Desmognathus ochrophaeus (population des Grands Lacs et du Saint-Laurent)

Salamandre sombre des montagnes
Allegheny Mountain Dusky Salamander

Répartition au Canada : Québec


Information sur la répartition

Superficie de la zone d'occurrence (km2) au Canada
La zone d'occurrence est déterminée en dessinant un polygone autour de tous les lieux d'occurrence connus. Déterminée par Joel Bonin.

< 50 km2


Préciser la tendance (en déclin, stable, en croissance, inconnue)

Inconnu


Y a-t-il des fluctuations extrêmes dans la zone d'occurrence (ordre de grandeur > 1)?

Inconnu


Superficie de la zone d'occupation (km2)
La superficie de la zone d'occupation a été estimée et elle comprend tous les ruisseaux ou les suintements ainsi que les sites terrestres adjacents se trouvant dans la zone d'occurrence où des salamandres ont été trouvées.

< 10 km2


Préciser la tendance (en déclin, stable, en croissance, inconnue)

Inconnu


Y a-t-il des fluctuations extrêmes dans la zone d'occupation (ordre de grandeur > 1)?

Inconnu


Nombre d'emplacements actuels connus ou inférés

Un


Préciser la tendance du nombre d'emplacements (en déclin, stable, en croissance, inconnue)

Aucune


Y a-t-il des fluctuations extrêmes du nombre d'emplacements (ordre de grandeur > 1)?

Non


Tendances en matière d'habitat : préciser la tendance de l'aire, de l'étendue ou de la qualité de l'habitat (en déclin, stable, en croissance ou inconnue)

Aucune



Information sur la population

Durée d’une génération (âge moyen des parents dans la population : indiquer en années, en mois, en jours, etc.)
Le mâle atteint la maturité sexuelle entre l’âge de 2 et 3 ans, et la femelle, entre l’âge de 3 et 4 ans.

Environ 4 ans


Nombre d’individus matures (reproducteurs) au Canada (ou préciser une gamme de valeurs plausibles)
Selon les relevés sur l’abondance effectués jusqu’à présent.
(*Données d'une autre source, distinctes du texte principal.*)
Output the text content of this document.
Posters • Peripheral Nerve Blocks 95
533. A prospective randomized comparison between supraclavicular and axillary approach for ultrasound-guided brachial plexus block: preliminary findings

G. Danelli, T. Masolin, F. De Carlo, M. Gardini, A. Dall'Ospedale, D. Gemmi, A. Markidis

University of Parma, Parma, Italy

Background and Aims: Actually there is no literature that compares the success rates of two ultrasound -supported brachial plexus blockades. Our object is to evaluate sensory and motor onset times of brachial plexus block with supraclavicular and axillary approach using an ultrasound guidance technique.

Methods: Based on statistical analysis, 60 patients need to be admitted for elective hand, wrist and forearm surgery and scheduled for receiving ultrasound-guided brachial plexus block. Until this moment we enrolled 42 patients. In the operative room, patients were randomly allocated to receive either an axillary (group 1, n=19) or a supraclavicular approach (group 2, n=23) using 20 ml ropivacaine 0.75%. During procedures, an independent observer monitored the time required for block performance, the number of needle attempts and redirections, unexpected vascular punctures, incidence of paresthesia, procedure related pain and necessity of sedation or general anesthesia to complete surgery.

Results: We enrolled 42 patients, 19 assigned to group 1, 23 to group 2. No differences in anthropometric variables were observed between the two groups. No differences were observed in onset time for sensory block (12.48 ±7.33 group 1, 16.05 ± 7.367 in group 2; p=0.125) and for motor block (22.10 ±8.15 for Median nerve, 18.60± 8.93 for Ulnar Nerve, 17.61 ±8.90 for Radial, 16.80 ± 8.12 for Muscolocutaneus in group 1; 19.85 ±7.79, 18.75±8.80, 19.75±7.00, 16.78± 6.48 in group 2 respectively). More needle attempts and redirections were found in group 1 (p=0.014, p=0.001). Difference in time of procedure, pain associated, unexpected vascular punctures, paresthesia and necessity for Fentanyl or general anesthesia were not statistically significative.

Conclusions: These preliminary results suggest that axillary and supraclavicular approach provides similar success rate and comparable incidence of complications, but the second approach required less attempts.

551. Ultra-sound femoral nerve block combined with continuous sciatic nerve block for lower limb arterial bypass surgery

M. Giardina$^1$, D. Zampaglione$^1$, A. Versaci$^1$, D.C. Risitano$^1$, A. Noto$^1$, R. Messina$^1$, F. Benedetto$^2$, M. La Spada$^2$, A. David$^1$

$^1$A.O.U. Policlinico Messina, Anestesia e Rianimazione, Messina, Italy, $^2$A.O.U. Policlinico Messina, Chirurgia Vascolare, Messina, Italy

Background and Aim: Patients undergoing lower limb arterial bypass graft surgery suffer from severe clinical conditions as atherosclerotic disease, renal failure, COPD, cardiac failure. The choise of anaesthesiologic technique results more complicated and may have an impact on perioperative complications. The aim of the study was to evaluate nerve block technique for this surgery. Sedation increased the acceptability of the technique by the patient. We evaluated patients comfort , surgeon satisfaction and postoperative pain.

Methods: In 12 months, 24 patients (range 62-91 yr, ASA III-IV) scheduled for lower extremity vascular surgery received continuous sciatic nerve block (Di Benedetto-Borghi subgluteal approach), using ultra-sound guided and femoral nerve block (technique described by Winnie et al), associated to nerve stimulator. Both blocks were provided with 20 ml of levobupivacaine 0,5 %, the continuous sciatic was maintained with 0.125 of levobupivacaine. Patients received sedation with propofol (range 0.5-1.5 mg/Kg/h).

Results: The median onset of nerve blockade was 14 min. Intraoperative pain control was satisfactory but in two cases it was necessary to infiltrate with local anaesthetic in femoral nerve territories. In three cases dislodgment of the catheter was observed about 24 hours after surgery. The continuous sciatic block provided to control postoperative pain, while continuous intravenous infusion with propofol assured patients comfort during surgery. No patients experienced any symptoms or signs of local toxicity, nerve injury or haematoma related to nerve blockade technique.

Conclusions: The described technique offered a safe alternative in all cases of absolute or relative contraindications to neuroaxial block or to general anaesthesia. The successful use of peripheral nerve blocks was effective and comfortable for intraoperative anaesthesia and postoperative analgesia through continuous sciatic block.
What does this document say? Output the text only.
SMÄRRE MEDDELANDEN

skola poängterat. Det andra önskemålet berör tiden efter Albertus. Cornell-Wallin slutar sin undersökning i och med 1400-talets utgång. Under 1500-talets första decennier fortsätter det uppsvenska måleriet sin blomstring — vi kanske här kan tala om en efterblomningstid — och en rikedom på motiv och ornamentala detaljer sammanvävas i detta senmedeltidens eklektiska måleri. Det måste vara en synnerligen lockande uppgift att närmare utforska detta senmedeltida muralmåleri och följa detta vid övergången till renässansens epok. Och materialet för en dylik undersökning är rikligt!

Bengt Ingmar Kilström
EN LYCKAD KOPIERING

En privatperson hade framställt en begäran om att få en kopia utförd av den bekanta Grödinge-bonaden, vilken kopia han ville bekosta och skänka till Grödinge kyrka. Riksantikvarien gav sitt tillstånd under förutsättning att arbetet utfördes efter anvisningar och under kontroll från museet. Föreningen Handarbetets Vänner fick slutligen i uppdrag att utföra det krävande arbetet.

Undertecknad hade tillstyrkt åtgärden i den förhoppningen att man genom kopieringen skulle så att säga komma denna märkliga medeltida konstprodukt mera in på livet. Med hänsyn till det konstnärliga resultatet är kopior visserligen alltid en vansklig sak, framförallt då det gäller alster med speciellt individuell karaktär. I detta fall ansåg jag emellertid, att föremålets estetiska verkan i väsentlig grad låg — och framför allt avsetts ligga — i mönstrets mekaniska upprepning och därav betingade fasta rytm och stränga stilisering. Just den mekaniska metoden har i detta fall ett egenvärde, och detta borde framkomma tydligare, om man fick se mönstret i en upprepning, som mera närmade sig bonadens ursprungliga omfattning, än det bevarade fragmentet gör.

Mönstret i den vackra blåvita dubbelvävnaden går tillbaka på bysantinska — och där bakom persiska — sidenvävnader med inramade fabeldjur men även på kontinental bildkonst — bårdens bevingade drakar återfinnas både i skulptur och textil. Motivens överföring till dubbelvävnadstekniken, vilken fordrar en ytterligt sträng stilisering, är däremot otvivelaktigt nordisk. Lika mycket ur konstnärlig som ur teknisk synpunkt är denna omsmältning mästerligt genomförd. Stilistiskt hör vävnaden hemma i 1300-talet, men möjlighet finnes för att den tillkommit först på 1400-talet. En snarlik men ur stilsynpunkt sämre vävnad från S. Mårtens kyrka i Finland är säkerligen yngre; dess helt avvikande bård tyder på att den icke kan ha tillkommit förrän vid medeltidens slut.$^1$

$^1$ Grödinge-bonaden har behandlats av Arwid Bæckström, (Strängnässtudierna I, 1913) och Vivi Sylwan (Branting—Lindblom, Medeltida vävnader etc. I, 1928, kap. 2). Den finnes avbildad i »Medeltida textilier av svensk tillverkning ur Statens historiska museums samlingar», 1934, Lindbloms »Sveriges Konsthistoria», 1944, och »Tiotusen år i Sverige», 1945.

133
Inconnu, probablement < 1 000


Tendance de la population quant au nombre d’individus matures en déclin, stable, en croissance ou inconnue

Inconnu


S’il y a déclin, % du déclin au cours des dernières/prochaines dix années ou trois générations, selon la plus élevée des deux valeurs (ou préciser s’il s’agit d’une période plus courte)

Inconnu


Y a-t-il des fluctuations extrêmes du nombre d’individus matures (ordre de grandeur > 1)?

Inconnu, mais possible.


La population totale est-elle très fragmentée (la plupart des individus se trouvent dans de petites populations, relativement isolées [géographiquement ou autrement] entre lesquelles il y a peu d’échanges, c.-à-d. migration réussie de ≤ 1 individu/année)?

Oui


Préciser la tendance du nombre de populations (en déclin, stable, en croissance, inconnue)

Aucune


Y a-t-il des fluctuations extrêmes du nombre de populations (ordre de grandeur > 1)?

Non


Énumérer les populations et donner le nombre d’individus matures dans chacune

Covey Hill (Québec) : probablement < 1 000



Menaces (réelles ou imminentes pour les populations ou les habitats)

  • Changements dans la qualité ou l’abondance de l’eau de surface ou souterraine;
  • Déboisement à des fins agricoles ou de développement urbain qui endommage ou détruit l’habitat terrestre en forêt, ce qui accroît l’envasement, et la modification des régimes hydrologiques;
  • Contamination de l’eau de surface ou souterraine;
  • Événements environnementaux stochastiques en raison de la petite taille des populations;
  • Collecte d’individus;
  • Barrières physiques, telles que des routes et des champs cultivés, compromettent les déplacements de l’espèce;
  • Utilisation de véhicules tout-terrain.


Effet d’une immigration de source externe

Statut ou situation des populations de l’extérieur?

États-Unis : Le Desmognathus ochrophaeus aux États-Unis se trouve dans une aire de répartition vaste et continue et il est considéré comme une espèce commune sur laquelle ne pèse aucune menace importante. L’espèce est classée N5 aux États-Unis, ce qui signifie qu’elle est en sécurité (secure) à l’échelle nationale. Elle est en sécurité (secure) dans 7 États, y compris l’État de New York.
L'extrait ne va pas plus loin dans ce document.